Regarding class effects, it is unclear if there are differences in the efficacy and safety of atezolizumab, which is a programmed death-1 (PD-1), versus nivolumab and pembrolizumab which are PD-L1s [40]. For demonstrating the use of BH WMC NMA with selective immature data in the evidence network, PD-1s and PD-L1s were assumed to be of a similar class. Variance, however, was allowed over the treatment effects of the PD-1 and PD-L1s in the evidence network. Therefore, variations in treatment effects across the therapies in the network were allowed, depending on the amount of variance.

The BH WMC NMA TTE NMA approach does not work in cases where there is no evidence network. In this case then, the approach by Soikkeli et al. [41], which defined priors based on historical data to inform trial-based immature survival extrapolations based on standard parametric curves, could be extended by using external data to define priors for the cure rate of the standard-of-care arm to inform the MCM predictions. This mature external data could be based on previous trials or real-world evidence, if the homogeneity assumption is not violated. Alternatively, a frequentist approach as suggested by Pennington et al. could be considered [42].

In the fixed effects model, the BHM naturally extends to three or more arm studies. In random effects, both BHM and standard time to event NMAs are more complex due to the need to avoid double counting. Consistency needs to be assessed in any NMA [43,44].

This study was for demonstration purposes only. Although both MCM and non-MCMs are able to statistically estimate cure fractions, one should always consider the clinical plausibility of establishing cure, given a treatment mechanism in a particular disease. In case cure is clinically plausible but mortality is a rare event, one may consider earlier end points, such as progression free survival or relapse free survival to estimate a cure fraction. These earlier end points include more events, and therefore the evidence is more likely to be mature.

Conclusion

This research concluded that the BH WMC NMA approach can overcome selected immature trial data in an evidence network. This has important consequences for predicted mean life years which, in turn, affects incremental cost–effectiveness ratios and reimbursement decisions.

Summary points.

• For health technology assessment, lifetime survival extrapolations are needed for health economic modelling.

• For a fraction of patients in some oncology indications, immune-oncology (IO) and gene therapies result in negligible disease related risk of events in the long term.

• For these lifetime survival extrapolations, flexible parametric approaches (e.g., mixture and non mixture cure) are suggested in order to capture the shape of the hazard over time.

• In health technology assessment, overall survival data from the pivotal trial is often immature.

• The statistical cure rates when data is immature, based on mixture and non mixture cure models, are either not estimable or often estimated with large uncertainty.

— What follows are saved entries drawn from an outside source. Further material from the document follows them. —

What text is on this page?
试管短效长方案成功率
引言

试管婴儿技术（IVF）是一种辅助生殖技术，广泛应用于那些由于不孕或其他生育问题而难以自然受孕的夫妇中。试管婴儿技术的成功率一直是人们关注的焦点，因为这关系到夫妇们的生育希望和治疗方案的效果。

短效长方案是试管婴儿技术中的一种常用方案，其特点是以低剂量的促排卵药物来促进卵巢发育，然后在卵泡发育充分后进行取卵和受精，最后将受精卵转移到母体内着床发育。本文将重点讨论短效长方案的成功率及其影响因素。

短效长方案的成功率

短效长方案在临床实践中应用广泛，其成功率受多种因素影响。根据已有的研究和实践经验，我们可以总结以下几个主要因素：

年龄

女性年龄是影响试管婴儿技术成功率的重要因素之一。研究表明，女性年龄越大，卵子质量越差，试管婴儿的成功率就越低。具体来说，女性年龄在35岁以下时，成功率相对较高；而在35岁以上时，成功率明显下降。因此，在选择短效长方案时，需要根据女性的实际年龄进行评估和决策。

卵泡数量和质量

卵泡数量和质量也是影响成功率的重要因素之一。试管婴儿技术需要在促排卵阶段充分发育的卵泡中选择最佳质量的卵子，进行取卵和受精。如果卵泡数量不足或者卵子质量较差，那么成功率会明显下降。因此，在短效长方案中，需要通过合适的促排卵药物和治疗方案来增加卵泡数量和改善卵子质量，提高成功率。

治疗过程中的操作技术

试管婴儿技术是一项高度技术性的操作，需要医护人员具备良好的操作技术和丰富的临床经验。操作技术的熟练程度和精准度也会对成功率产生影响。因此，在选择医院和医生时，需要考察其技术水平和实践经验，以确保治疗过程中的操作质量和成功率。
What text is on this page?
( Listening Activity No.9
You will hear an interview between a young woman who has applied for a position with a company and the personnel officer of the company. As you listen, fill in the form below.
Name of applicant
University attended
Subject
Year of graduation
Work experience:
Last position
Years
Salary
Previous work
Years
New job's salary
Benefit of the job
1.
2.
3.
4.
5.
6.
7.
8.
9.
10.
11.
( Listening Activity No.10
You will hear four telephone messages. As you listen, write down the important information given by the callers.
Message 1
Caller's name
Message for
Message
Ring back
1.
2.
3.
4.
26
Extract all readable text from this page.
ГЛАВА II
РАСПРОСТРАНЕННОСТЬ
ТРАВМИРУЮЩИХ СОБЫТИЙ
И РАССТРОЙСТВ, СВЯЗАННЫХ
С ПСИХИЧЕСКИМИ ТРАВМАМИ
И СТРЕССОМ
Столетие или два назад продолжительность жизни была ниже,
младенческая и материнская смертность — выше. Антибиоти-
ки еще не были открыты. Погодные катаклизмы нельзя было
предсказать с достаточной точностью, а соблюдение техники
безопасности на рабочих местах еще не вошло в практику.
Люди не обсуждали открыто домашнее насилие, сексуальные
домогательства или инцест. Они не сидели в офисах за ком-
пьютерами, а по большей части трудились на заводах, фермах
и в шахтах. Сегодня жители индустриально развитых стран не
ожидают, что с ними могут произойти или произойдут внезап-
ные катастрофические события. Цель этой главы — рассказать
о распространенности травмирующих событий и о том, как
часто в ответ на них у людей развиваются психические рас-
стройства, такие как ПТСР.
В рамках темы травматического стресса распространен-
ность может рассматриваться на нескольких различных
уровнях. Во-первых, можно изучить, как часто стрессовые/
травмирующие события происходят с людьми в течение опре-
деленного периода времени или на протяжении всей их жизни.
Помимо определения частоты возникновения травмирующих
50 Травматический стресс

• Guidance on extrapolating survival data indicates that external data from other treatments may be used to reduce this uncertainty.

• Bayesian hierarchical modeling frameworks may assume that treatment effects are exchangeable, in other words, drawn from the same distribution of effects.

• We assumed a class effect on the cure treatment effects of IO therapies in a Bayesian hierarchical mixture cure network meta-analyses, based on a network of three IOs and four trials, of which two were relatively immature.

• This research concludes that when applied in a Bayesian hierarchical NMA framework, mixture cure models can overcome selected immature trial data in an evidence network.